I couldn’t help remembering this special incident when I heard about Cameron Green, a debutant Australian cricketer who expressed his gratitude towards Indian cricketer KL Rahul for checking on him and asking if he was nervous. Simple gestures go a long way, don’t they? Let me share some of my own life’s experiences which can help you understand how deep and impactful they are in building relationships.
A simple gesture and its complex results: The biggest challenge we are all facing is that, knowingly or unknowingly we’ve been sucked into this highly materialistic world. We tend to think that we can only woo a person by giving them COSTLY GIFTS. Well! I don’t say that those kind of people don’t exist, but they will never remain with you for life. It’s not a RELATIONSHIP that you’re initiating but rather a BUSINESS TRANSACTION. Once the MATERIALISTIC COMPONENT goes missing, the relationship tends to be NON EXISTENT.

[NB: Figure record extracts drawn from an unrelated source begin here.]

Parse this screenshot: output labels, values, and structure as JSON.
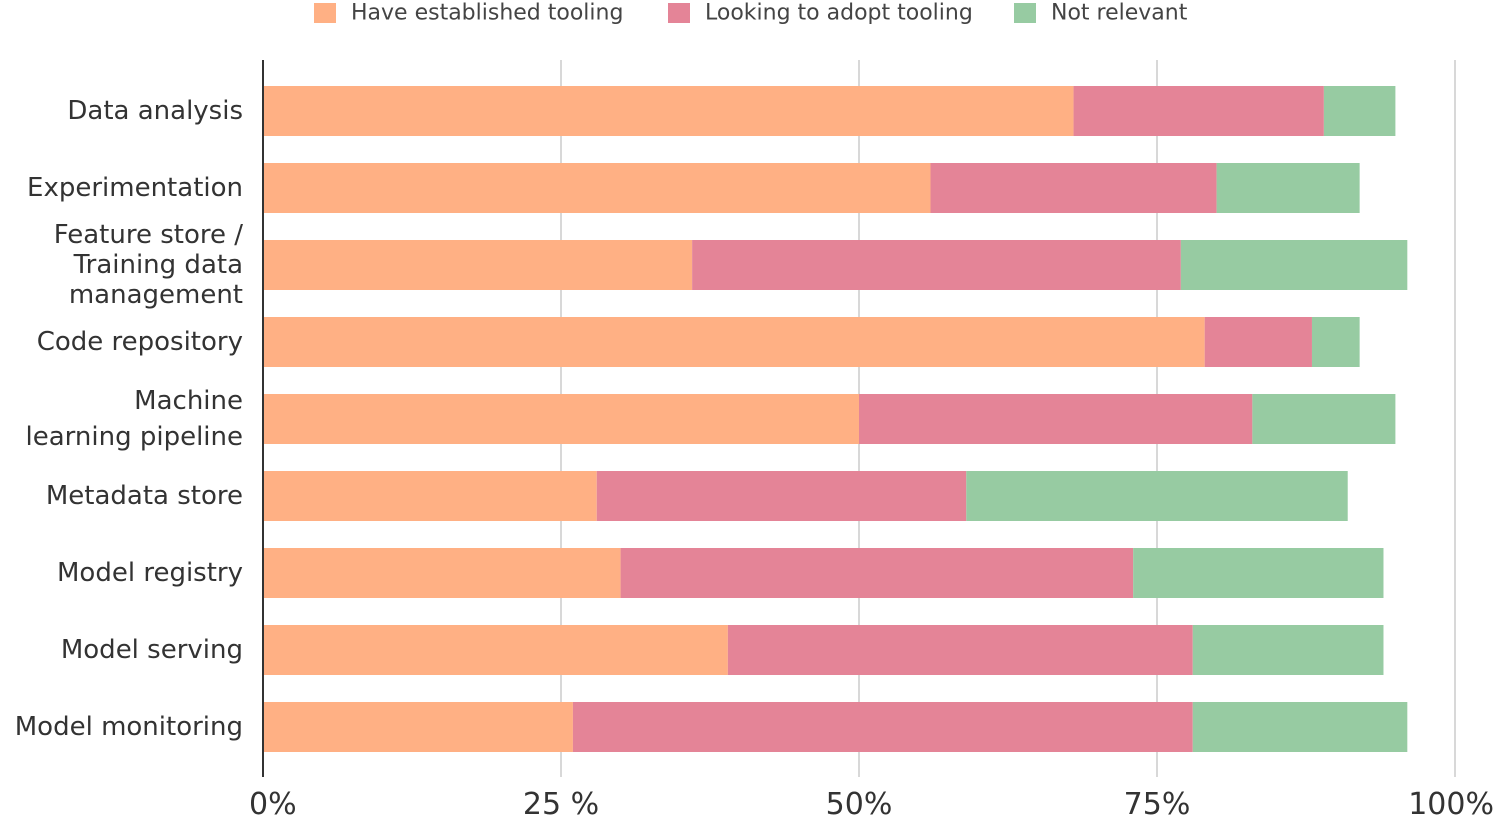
{
  "chart_data": {
    "type": "bar",
    "orientation": "horizontal",
    "stacked": true,
    "categories": [
      "Data analysis",
      "Experimentation",
      "Feature store / Training data management",
      "Code repository",
      "Machine learning pipeline",
      "Metadata store",
      "Model registry",
      "Model serving",
      "Model monitoring"
    ],
    "category_lines": [
      [
        "Data analysis"
      ],
      [
        "Experimentation"
      ],
      [
        "Feature store /",
        "Training data",
        "management"
      ],
      [
        "Code repository"
      ],
      [
        "Machine",
        "learning pipeline"
      ],
      [
        "Metadata store"
      ],
      [
        "Model registry"
      ],
      [
        "Model serving"
      ],
      [
        "Model monitoring"
      ]
    ],
    "series": [
      {
        "name": "Have established tooling",
        "color": "#ffb084",
        "values": [
          68,
          56,
          36,
          79,
          50,
          28,
          30,
          39,
          26
        ]
      },
      {
        "name": "Looking to adopt tooling",
        "color": "#e48497",
        "values": [
          21,
          24,
          41,
          9,
          33,
          31,
          43,
          39,
          52
        ]
      },
      {
        "name": "Not relevant",
        "color": "#97cba2",
        "values": [
          6,
          12,
          19,
          4,
          12,
          32,
          21,
          16,
          18
        ]
      }
    ],
    "xlim": [
      0,
      100
    ],
    "xticks": [
      0,
      25,
      50,
      75,
      100
    ],
    "xtick_labels": [
      "0%",
      "25 %",
      "50%",
      "75%",
      "100%"
    ],
    "grid": true,
    "legend_position": "top"
  }
}
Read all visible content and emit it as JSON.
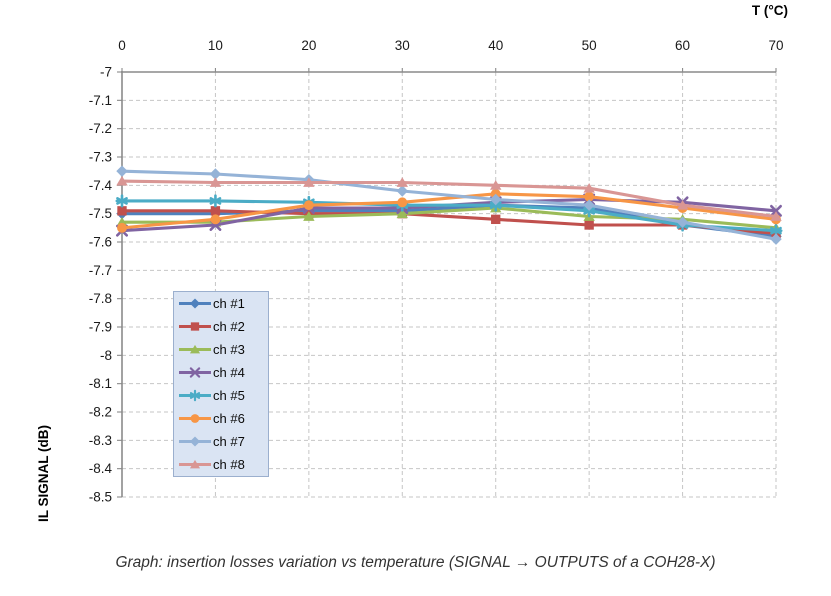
{
  "caption": "Graph: insertion losses variation vs temperature (SIGNAL → OUTPUTS of a COH28-X)",
  "colors": {
    "gridline": "#C6C6C6",
    "axis": "#8A8A8A",
    "tick_label": "#1a1a1a",
    "legend_bg": "#DAE4F3",
    "legend_border": "#9BAFCE",
    "caption_text": "#333333"
  },
  "chart_data": {
    "type": "line",
    "title": "",
    "x_axis_title": "T (°C)",
    "y_axis_title": "IL SIGNAL (dB)",
    "xlabel_position": "top-right",
    "legend_position": "inside-plot-left",
    "grid": "dashed-both",
    "xlim": [
      0,
      70
    ],
    "ylim": [
      -8.5,
      -7
    ],
    "x_ticks": [
      0,
      10,
      20,
      30,
      40,
      50,
      60,
      70
    ],
    "y_tick_values": [
      -7,
      -7.1,
      -7.2,
      -7.3,
      -7.4,
      -7.5,
      -7.6,
      -7.7,
      -7.8,
      -7.9,
      -8,
      -8.1,
      -8.2,
      -8.3,
      -8.4,
      -8.5
    ],
    "y_tick_labels": [
      "-7",
      "-7.1",
      "-7.2",
      "-7.3",
      "-7.4",
      "-7.5",
      "-7.6",
      "-7.7",
      "-7.8",
      "-7.9",
      "-8",
      "-8.1",
      "-8.2",
      "-8.3",
      "-8.4",
      "-8.5"
    ],
    "x": [
      0,
      10,
      20,
      30,
      40,
      50,
      60,
      70
    ],
    "series": [
      {
        "name": "ch #1",
        "color": "#4F81BD",
        "marker": "diamond",
        "values": [
          -7.5,
          -7.5,
          -7.49,
          -7.49,
          -7.47,
          -7.48,
          -7.54,
          -7.58
        ]
      },
      {
        "name": "ch #2",
        "color": "#C0504D",
        "marker": "square",
        "values": [
          -7.49,
          -7.49,
          -7.5,
          -7.5,
          -7.52,
          -7.54,
          -7.54,
          -7.57
        ]
      },
      {
        "name": "ch #3",
        "color": "#9BBB59",
        "marker": "triangle",
        "values": [
          -7.53,
          -7.53,
          -7.51,
          -7.5,
          -7.48,
          -7.51,
          -7.52,
          -7.55
        ]
      },
      {
        "name": "ch #4",
        "color": "#8064A2",
        "marker": "x",
        "values": [
          -7.56,
          -7.54,
          -7.48,
          -7.48,
          -7.46,
          -7.45,
          -7.46,
          -7.49
        ]
      },
      {
        "name": "ch #5",
        "color": "#4BACC6",
        "marker": "asterisk",
        "values": [
          -7.455,
          -7.455,
          -7.46,
          -7.47,
          -7.47,
          -7.49,
          -7.54,
          -7.56
        ]
      },
      {
        "name": "ch #6",
        "color": "#F79646",
        "marker": "circle",
        "values": [
          -7.55,
          -7.52,
          -7.47,
          -7.46,
          -7.43,
          -7.44,
          -7.48,
          -7.52
        ]
      },
      {
        "name": "ch #7",
        "color": "#95B3D7",
        "marker": "diamond",
        "values": [
          -7.35,
          -7.36,
          -7.38,
          -7.42,
          -7.45,
          -7.47,
          -7.53,
          -7.59
        ]
      },
      {
        "name": "ch #8",
        "color": "#D99694",
        "marker": "triangle",
        "values": [
          -7.385,
          -7.39,
          -7.39,
          -7.39,
          -7.4,
          -7.41,
          -7.47,
          -7.51
        ]
      }
    ]
  }
}
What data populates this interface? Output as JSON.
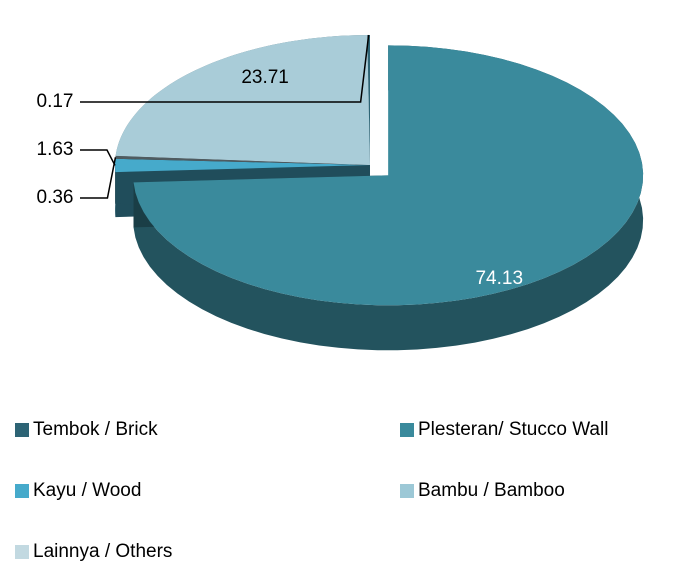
{
  "chart_data": {
    "type": "pie",
    "categories": [
      "Tembok / Brick",
      "Plesteran/ Stucco Wall",
      "Kayu / Wood",
      "Bambu / Bamboo",
      "Lainnya / Others"
    ],
    "values": [
      0.17,
      74.13,
      1.63,
      0.36,
      23.71
    ],
    "colors": [
      "#2d6475",
      "#3a8a9c",
      "#46aacb",
      "#4f5b60",
      "#a9ccd8"
    ],
    "legend_colors": [
      "#2d6475",
      "#3a8a9c",
      "#46aacb",
      "#9cc8d6",
      "#c2d9e1"
    ]
  }
}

On the other hand, forget about doing something that requires you to go OUT OF YOUR WAY, I smile with utmost genuineness every day to the security guards, street sweepers and roadside vendors, and might have spent a couple of minutes talking to them. Almost all of them have come to me and shared that they feel EMPOWERED. I illustrate this incident in detail as I achieved the following:
1. I was not only able to make them comfortable but also make them feel relaxed and distract them from their worries temporarily.
2. I can see that their self-confidence has improved to a different level altogether.
3. I’m very popular and always have someone or the other to help out.
4. They feeling secure because of the interaction and morale boosts.
Out of the so-called friends whom I hang around with once in a while, most of them are either gossiping behind my back or waiting to point out my mistakes. See the difference? On one hand, a negligible amount of time spent with simple gestures is leading me to build stronger relationships than the ones I actually expend a lot of time, energy and money to please! Life’s funny, ain’t it?
One of the reasons we smile is to make people around us comfortable. We seldom realise that it is also to make ourselves feel CONNECTED to others around us. Not just that, I’ve personally seen how it BREAKS THE ICE and forms NEW RELATIONSHIPS in a jiffy! It might be the person who walks on your road every day, the person who parks near your car in office, the security guard, the lift man, etc. The more the merrier, isn’t it?